After Ross left the group in 1962, Lambert and Hendricks went on without her by using various replacements, but the partnership ended in 1964. He then formed a quintet called "Lambert & Co." which included the multiple voices of Mary Vonnie, Leslie Dorsey, David Lucas, and Sarah Boatner. The group auditioned for RCA in 1964, and the process was documented by filmmaker D. A. Pennebaker in a 15-minute documentary entitled Audition at RCA. It was one of the last images recorded of Lambert, as two years later he was killed in a highway incident.

==Death==
Lambert died in the early hours of October 3, 1966, after being struck by a tractor-trailer truck on the Connecticut Turnpike while changing a flat tire. The driver of the tractor trailer was Floyd H. Demby. Lambert's disabled vehicle was not fully off the roadway and its lights were turned off.

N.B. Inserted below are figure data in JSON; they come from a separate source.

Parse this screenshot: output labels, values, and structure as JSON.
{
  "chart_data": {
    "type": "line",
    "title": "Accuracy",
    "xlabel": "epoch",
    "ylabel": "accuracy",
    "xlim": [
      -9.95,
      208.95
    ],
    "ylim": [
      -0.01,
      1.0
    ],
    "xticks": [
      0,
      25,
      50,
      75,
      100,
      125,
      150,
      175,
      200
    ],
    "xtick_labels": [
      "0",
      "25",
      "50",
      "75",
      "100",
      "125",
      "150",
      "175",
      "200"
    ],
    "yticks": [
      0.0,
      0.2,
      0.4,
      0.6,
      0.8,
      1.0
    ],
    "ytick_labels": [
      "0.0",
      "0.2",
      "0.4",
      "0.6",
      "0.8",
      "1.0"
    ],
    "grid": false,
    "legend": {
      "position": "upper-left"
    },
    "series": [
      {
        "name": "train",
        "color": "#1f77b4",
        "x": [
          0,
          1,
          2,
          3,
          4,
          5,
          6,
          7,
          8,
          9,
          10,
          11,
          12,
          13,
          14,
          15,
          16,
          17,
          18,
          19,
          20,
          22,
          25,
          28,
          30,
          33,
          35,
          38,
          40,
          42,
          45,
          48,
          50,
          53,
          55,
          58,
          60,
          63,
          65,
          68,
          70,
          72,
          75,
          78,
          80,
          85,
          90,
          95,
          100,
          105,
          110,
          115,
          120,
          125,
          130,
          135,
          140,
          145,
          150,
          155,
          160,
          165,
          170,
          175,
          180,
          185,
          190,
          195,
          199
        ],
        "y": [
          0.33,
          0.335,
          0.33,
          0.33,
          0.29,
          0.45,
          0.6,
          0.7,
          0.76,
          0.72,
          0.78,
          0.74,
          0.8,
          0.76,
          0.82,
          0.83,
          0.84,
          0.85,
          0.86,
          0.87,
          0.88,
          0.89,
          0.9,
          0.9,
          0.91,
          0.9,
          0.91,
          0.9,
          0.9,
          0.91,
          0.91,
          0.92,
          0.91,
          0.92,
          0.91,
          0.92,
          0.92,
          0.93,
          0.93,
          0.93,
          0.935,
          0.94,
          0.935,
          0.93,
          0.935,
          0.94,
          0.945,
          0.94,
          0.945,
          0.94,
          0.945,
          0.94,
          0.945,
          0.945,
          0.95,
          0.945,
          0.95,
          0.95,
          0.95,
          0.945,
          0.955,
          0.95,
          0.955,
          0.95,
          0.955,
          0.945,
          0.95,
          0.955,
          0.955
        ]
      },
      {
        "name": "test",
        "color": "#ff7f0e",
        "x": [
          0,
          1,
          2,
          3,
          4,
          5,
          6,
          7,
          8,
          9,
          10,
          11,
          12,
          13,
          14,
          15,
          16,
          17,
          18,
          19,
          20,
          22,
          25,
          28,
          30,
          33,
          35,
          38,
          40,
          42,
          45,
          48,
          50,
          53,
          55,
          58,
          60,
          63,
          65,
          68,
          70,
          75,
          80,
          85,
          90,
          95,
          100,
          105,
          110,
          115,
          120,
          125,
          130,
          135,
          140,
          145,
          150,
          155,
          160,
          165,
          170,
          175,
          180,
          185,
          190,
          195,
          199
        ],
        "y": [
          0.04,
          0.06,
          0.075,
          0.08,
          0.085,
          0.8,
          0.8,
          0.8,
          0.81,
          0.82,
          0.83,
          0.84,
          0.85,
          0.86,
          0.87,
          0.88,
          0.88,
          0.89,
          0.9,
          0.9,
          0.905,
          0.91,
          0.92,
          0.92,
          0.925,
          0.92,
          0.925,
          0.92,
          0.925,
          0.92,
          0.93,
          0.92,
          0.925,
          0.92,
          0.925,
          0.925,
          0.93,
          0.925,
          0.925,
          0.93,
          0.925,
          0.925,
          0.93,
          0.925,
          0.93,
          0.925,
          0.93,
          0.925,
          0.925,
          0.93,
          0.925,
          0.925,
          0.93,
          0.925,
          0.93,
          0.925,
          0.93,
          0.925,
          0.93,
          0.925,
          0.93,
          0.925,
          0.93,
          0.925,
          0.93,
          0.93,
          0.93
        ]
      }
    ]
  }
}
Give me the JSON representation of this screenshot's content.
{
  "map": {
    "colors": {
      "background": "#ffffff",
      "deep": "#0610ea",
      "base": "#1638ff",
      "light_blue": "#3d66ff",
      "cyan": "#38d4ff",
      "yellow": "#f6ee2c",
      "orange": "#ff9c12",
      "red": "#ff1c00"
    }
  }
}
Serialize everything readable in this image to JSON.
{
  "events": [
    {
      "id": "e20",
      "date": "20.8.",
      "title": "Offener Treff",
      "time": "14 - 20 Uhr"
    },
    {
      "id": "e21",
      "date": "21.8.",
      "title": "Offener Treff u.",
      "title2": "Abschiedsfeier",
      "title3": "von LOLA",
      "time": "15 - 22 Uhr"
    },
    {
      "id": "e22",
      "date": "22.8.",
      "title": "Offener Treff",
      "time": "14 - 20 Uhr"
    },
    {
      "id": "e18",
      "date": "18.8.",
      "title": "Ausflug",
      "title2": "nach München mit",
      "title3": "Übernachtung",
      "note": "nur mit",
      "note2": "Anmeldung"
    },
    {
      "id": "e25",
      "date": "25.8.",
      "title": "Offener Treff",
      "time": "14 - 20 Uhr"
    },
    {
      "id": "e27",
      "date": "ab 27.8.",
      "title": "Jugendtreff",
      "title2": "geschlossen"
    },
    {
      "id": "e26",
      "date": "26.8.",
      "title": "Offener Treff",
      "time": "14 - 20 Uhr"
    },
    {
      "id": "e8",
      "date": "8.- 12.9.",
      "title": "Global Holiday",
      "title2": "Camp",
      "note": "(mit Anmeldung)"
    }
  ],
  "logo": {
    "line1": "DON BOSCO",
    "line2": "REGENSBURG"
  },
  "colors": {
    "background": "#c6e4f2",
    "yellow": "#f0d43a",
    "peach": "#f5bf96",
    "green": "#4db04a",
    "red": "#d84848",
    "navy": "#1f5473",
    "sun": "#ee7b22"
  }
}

Richard Hillman was killed in the same incident. Newspaper stories differ about whose vehicle was disabled. Jet magazine's account says it was a panel truck owned by Lambert. Jon Hendricks' telling of the story says that Lambert was a compulsive do-gooder and that he had stopped to assist another motorist. The newspaper follow-up stories say that Demby was not at fault and that Lambert and Hillman were in the roadway when they were struck.